Prerequisites: all of Phase 2, especially L6 (VAE, ELBO as lower bound) and L8 (WGAN-GP, the critic’s Wasserstein estimate as training-stability instrument). L3’s forward-KL framework is reused implicitly. Math background: comfort with expectations, KL divergence, and multivariate-Gaussian parameter intuition (mean and covariance); no calculus or new derivations are introduced in this lesson.

About the math

This lesson has the lightest math density in Phase 2. The IS formula is one equation; the FID formula collapses cleanly to a closed form in 1D that you can compute by hand; the practice extends both to slightly larger cases. The remaining content is conceptual placement: which metric measures what, which paradigm uses which metric, when to use multiple metrics, and what each metric misses. The deeper pedagogical work is on the paradigm-fingerprint framing, which is conceptual rather than algebraic.
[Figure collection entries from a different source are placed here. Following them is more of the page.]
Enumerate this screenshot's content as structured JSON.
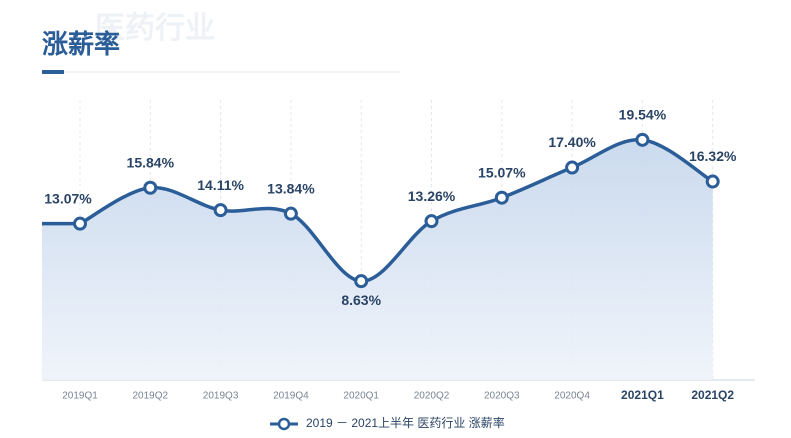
{
  "chart_data": {
    "type": "line",
    "title": "涨薪率",
    "watermark": "医药行业",
    "categories": [
      "2019Q1",
      "2019Q2",
      "2019Q3",
      "2019Q4",
      "2020Q1",
      "2020Q2",
      "2020Q3",
      "2020Q4",
      "2021Q1",
      "2021Q2"
    ],
    "emphasized_categories": [
      8,
      9
    ],
    "series": [
      {
        "name": "2019 － 2021上半年 医药行业 涨薪率",
        "color": "#2b5d98",
        "values": [
          13.07,
          15.84,
          14.11,
          13.84,
          8.63,
          13.26,
          15.07,
          17.4,
          19.54,
          16.32
        ],
        "value_labels": [
          "13.07%",
          "15.84%",
          "14.11%",
          "13.84%",
          "8.63%",
          "13.26%",
          "15.07%",
          "17.40%",
          "19.54%",
          "16.32%"
        ]
      }
    ],
    "ylim": [
      1,
      23
    ],
    "grid": true,
    "legend": "bottom"
  }
}
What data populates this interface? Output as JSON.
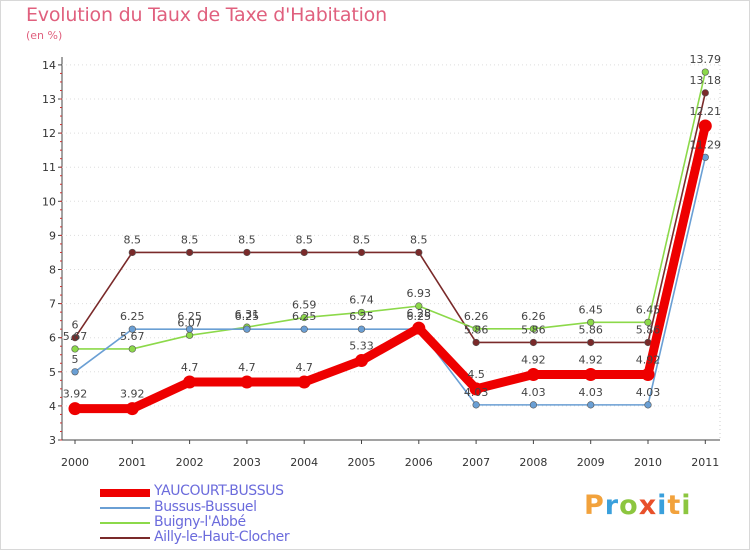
{
  "title": "Evolution du Taux de Taxe d'Habitation",
  "subtitle": "(en %)",
  "logo": {
    "text": "Proxiti",
    "colors": [
      "#f2a23c",
      "#3aa0dc",
      "#8cc63f",
      "#e8502a",
      "#3aa0dc",
      "#f2a23c",
      "#8cc63f"
    ]
  },
  "chart_data": {
    "type": "line",
    "title": "Evolution du Taux de Taxe d'Habitation",
    "ylabel": "(en %)",
    "xlabel": "",
    "ylim": [
      3,
      14
    ],
    "yticks": [
      3,
      4,
      5,
      6,
      7,
      8,
      9,
      10,
      11,
      12,
      13,
      14
    ],
    "categories": [
      "2000",
      "2001",
      "2002",
      "2003",
      "2004",
      "2005",
      "2006",
      "2007",
      "2008",
      "2009",
      "2010",
      "2011"
    ],
    "series": [
      {
        "name": "YAUCOURT-BUSSUS",
        "color": "#ee0000",
        "values": [
          3.92,
          3.92,
          4.7,
          4.7,
          4.7,
          5.33,
          6.28,
          4.5,
          4.92,
          4.92,
          4.92,
          12.21
        ],
        "labels": [
          "3.92",
          "3.92",
          "4.7",
          "4.7",
          "4.7",
          "5.33",
          "6.28",
          "4.5",
          "4.92",
          "4.92",
          "4.92",
          "12.21"
        ]
      },
      {
        "name": "Bussus-Bussuel",
        "color": "#6a9fd4",
        "values": [
          5,
          6.25,
          6.25,
          6.25,
          6.25,
          6.25,
          6.25,
          4.03,
          4.03,
          4.03,
          4.03,
          11.29
        ],
        "labels": [
          "5",
          "6.25",
          "6.25",
          "6.25",
          "6.25",
          "6.25",
          "6.25",
          "4.03",
          "4.03",
          "4.03",
          "4.03",
          "11.29"
        ]
      },
      {
        "name": "Buigny-l'Abbé",
        "color": "#8cd94a",
        "values": [
          5.67,
          5.67,
          6.07,
          6.31,
          6.59,
          6.74,
          6.93,
          6.26,
          6.26,
          6.45,
          6.45,
          13.79
        ],
        "labels": [
          "5.67",
          "5.67",
          "6.07",
          "6.31",
          "6.59",
          "6.74",
          "6.93",
          "6.26",
          "6.26",
          "6.45",
          "6.45",
          "13.79"
        ]
      },
      {
        "name": "Ailly-le-Haut-Clocher",
        "color": "#7a2a2a",
        "values": [
          6,
          8.5,
          8.5,
          8.5,
          8.5,
          8.5,
          8.5,
          5.86,
          5.86,
          5.86,
          5.86,
          13.18
        ],
        "labels": [
          "6",
          "8.5",
          "8.5",
          "8.5",
          "8.5",
          "8.5",
          "8.5",
          "5.86",
          "5.86",
          "5.86",
          "5.86",
          "13.18"
        ]
      }
    ],
    "legend_position": "bottom-left"
  }
}
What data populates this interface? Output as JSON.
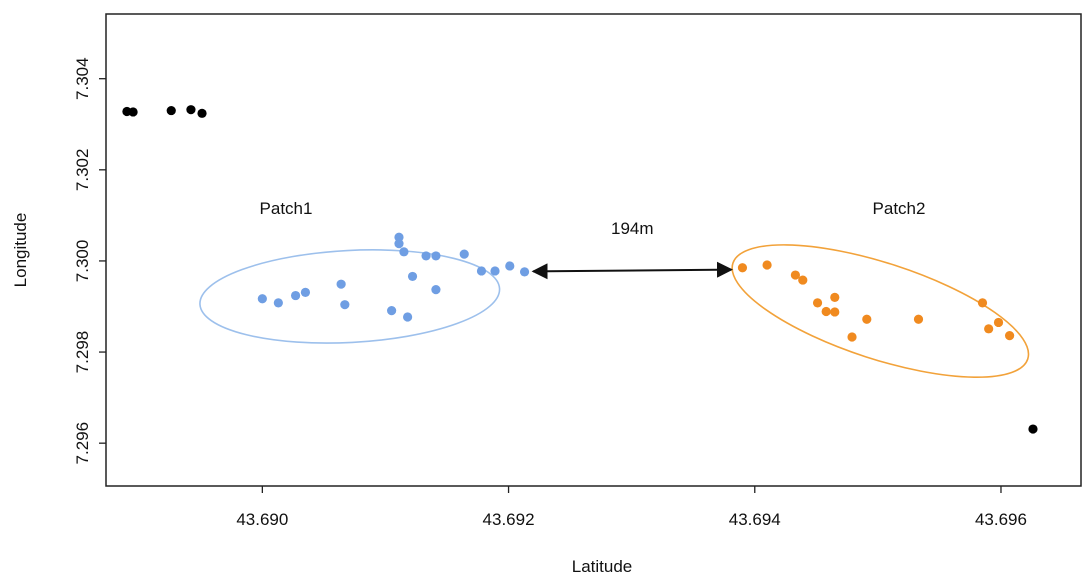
{
  "chart_data": {
    "type": "scatter",
    "title": "",
    "xlabel": "Latitude",
    "ylabel": "Longitude",
    "xlim": [
      43.68873,
      43.69665
    ],
    "ylim": [
      7.29506,
      7.30542
    ],
    "x_ticks": [
      {
        "value": 43.69,
        "label": "43.690"
      },
      {
        "value": 43.692,
        "label": "43.692"
      },
      {
        "value": 43.694,
        "label": "43.694"
      },
      {
        "value": 43.696,
        "label": "43.696"
      }
    ],
    "y_ticks": [
      {
        "value": 7.296,
        "label": "7.296"
      },
      {
        "value": 7.298,
        "label": "7.298"
      },
      {
        "value": 7.3,
        "label": "7.300"
      },
      {
        "value": 7.302,
        "label": "7.302"
      },
      {
        "value": 7.304,
        "label": "7.304"
      }
    ],
    "grid": false,
    "colors": {
      "other": "#000000",
      "patch1": "#6f9ee3",
      "patch2": "#f08a1f",
      "patch1_ring": "#9dc0ec",
      "patch2_ring": "#f2a23a",
      "frame": "#222222"
    },
    "series": [
      {
        "key": "other",
        "points": [
          [
            43.6889,
            7.30328
          ],
          [
            43.68895,
            7.30327
          ],
          [
            43.68926,
            7.3033
          ],
          [
            43.68942,
            7.30332
          ],
          [
            43.68951,
            7.30324
          ],
          [
            43.69626,
            7.29631
          ]
        ]
      },
      {
        "key": "patch1",
        "points": [
          [
            43.69,
            7.29917
          ],
          [
            43.69013,
            7.29908
          ],
          [
            43.69027,
            7.29924
          ],
          [
            43.69035,
            7.29931
          ],
          [
            43.69064,
            7.29949
          ],
          [
            43.69067,
            7.29904
          ],
          [
            43.69105,
            7.29891
          ],
          [
            43.69111,
            7.30052
          ],
          [
            43.69111,
            7.30038
          ],
          [
            43.69115,
            7.3002
          ],
          [
            43.69118,
            7.29877
          ],
          [
            43.69122,
            7.29966
          ],
          [
            43.69133,
            7.30011
          ],
          [
            43.69141,
            7.30011
          ],
          [
            43.69141,
            7.29937
          ],
          [
            43.69164,
            7.30015
          ],
          [
            43.69178,
            7.29978
          ],
          [
            43.69189,
            7.29978
          ],
          [
            43.69201,
            7.29989
          ],
          [
            43.69213,
            7.29976
          ]
        ]
      },
      {
        "key": "patch2",
        "points": [
          [
            43.6939,
            7.29985
          ],
          [
            43.6941,
            7.29991
          ],
          [
            43.69433,
            7.29969
          ],
          [
            43.69439,
            7.29958
          ],
          [
            43.69451,
            7.29908
          ],
          [
            43.69458,
            7.29889
          ],
          [
            43.69465,
            7.29888
          ],
          [
            43.69465,
            7.2992
          ],
          [
            43.69479,
            7.29833
          ],
          [
            43.69491,
            7.29872
          ],
          [
            43.69533,
            7.29872
          ],
          [
            43.69585,
            7.29908
          ],
          [
            43.6959,
            7.29851
          ],
          [
            43.69598,
            7.29865
          ],
          [
            43.69607,
            7.29836
          ]
        ]
      }
    ],
    "patches": [
      {
        "key": "patch1",
        "label": "Patch1",
        "center": [
          43.69071,
          7.29922
        ],
        "radii": [
          0.00122,
          0.00109
        ]
      },
      {
        "key": "patch2",
        "label": "Patch2",
        "center": [
          43.69502,
          7.2989
        ],
        "radii": [
          0.00124,
          0.0011
        ]
      }
    ],
    "distance": {
      "label": "194m",
      "from": [
        43.6922,
        7.29977
      ],
      "to": [
        43.69381,
        7.29981
      ]
    }
  }
}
By the end, you’ll be able to

Explain why likelihood is not a universal cross-paradigm evaluation metric (paradigms differ in whether and how they compute it; units differ; quality can decouple from likelihood)
Compute the Inception Score (IS) from per-sample class distributions and a marginal, and explain what it measures and misses
Compute the Fréchet Inception Distance (FID) using the 1D closed-form FID = (μ_r − μ_g)² + (σ_r − σ_g)², and explain what FID measures and misses
Distinguish precision (sample quality) from recall (coverage) for distributions, and place human preference studies in the metric hierarchy
Apply the evaluation-methods-as-paradigm-fingerprint framing to match the right metric suite to a given paradigm and deployment question

Time and difficulty

Read time: about 14 minutes
Practice time: about 16 minutes (a six-question self-check, four 1D FID computations on different mean/variance settings, an Inception Score computation on a 3-class 4-sample case, and flashcards)
Difficulty: standard (the lightest math density in Phase 2; one IS formula, one closed-form 1D FID; the work is conceptual placement and cross-paradigm fingerprint reading)